This topic has been churning in my head for a few months now, since I read an interesting article by Michael Schrage on how innovation gets killed by resistance.
Then I came across an extract from Tom Kelley’s latest book – The Ten Faces of Innovation, where Tom captures the essence of the problem with his description of the Devil’s Advocate gambit:
“The pivotal meeting where you push forward a new idea or proposal you’re passionate about. A fast-paced discussion leads to an upwelling of support that seems about to reach critical mass. And then, in one disastrous moment, your hopes are dashed when someone weighs in with those fateful words: “Let me just play Devil’s Advocate for a minute…”
Having invoked the awesome protective power of that seemingly innocuous phrase, the speaker now feels entirely free to take pot shots at your idea, and does so with complete impunity. “
How many times have you been in meetings where the Devil’s Advocate decimated your idea or your colleague’s idea.
The other big problem with the group meeting is a variant of groupthink – when your idea is modified by the group to such an extent that it loses its entire meaning. Headrush wrote an interesting post on how to keep the sharp edges and avoiding groupthink.
Coming back to the Devil’s Advocate – how do we deal with him/her?
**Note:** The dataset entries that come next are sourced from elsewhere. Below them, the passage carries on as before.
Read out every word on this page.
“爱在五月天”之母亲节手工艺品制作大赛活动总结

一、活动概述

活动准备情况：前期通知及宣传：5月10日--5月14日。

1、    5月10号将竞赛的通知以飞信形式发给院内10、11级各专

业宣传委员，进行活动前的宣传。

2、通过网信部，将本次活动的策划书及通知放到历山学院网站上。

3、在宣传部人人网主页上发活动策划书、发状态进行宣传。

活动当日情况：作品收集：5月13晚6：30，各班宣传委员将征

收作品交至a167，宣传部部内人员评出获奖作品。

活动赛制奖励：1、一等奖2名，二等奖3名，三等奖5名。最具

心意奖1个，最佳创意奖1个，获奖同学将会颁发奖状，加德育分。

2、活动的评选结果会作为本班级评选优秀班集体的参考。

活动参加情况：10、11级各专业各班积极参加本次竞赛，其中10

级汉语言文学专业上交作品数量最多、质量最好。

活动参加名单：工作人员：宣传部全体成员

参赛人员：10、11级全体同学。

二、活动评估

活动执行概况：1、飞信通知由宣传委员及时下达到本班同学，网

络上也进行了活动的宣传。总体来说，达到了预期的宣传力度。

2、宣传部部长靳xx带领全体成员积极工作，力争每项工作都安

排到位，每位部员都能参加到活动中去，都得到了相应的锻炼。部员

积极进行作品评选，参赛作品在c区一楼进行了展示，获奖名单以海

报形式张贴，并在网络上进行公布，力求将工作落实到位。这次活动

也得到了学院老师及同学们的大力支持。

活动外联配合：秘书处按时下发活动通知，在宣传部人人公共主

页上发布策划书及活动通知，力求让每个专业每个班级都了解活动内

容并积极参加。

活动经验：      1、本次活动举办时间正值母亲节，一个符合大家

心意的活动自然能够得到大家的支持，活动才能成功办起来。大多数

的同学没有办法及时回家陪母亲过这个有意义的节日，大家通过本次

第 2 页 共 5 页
Kris Bordessa wrote a brilliant post titled “Banishing Negativity” where she describes a very interesting technique – don’t allow anyone to play devil’s advocate, but instead ask them to finagle the idea to solve the problem that he/she was going to point out in the idea.
One of my colleagues uses this technique in group meetings and it works extremely well. When someone tries to shoot down an idea with some objection, my colleague asks them to submit a counter-proposal which modifies the idea suggested by the other person. Aside from solving the Devil’s Advocate problem, it accomplishes another bigger thing – that of ending the meeting with an idea that is actionable for the entire group with assigned action items. Without this technique, at the end of the meeting you typically go out with no action plans because all the time was spent by the devil’s advocates squashing someone’s idea killing the productivity of the group not to speak of the morale.
The same technique was voiced recently by Renata Guizzardi (Via Mathemagenic):
There are two distinct ways to collaborate with someone one their research work: the ‘and’ way and the ‘but’ way. In the ‘and’ way, one focuses on the positive aspects of the ideas being presented, adding new insights on top of them. Conversely, in the ‘but’ way, one identifies the limitations of the proposed ideas, focusing solely on negative aspects. Although both ways are valid, there is a risk in taking the ‘but’ strategy, since looking at the obstacles before an idea is sufficiently mature may lead to a creativity block.
Let us seek the “And” way and let innovation blaze new trails.
Update: Dave of Communication Nation links to this post and per him a discussion developeth on his blog. Thanks Dave. Ganesh’s Constructive Contrarian in our blog and Riyaz’s Silent Dissenter are two new terms added to the discussion. Enjoy. Patrix of Desipundit linked to this post as well. Thanks Patrix.
1. Headrush also carried a Devil’s Advocate post which advocated Tom Kelley’s multiple persona approach to deal with it. While that approach may work, I think it is a bit complicated for it to be practical for everyone.
2. Abiline Paradox – another variant of groupthink where the group acts in a way that is a direct opposite of their individual preferences!
3. Gary Neilson+Bruce Pasternack+Karen Van Nuys’s description of a Passive-Aggressive Organization in the HBR – where meetings are very cordial, everyone agrees with everyone else, but nothing actually happens.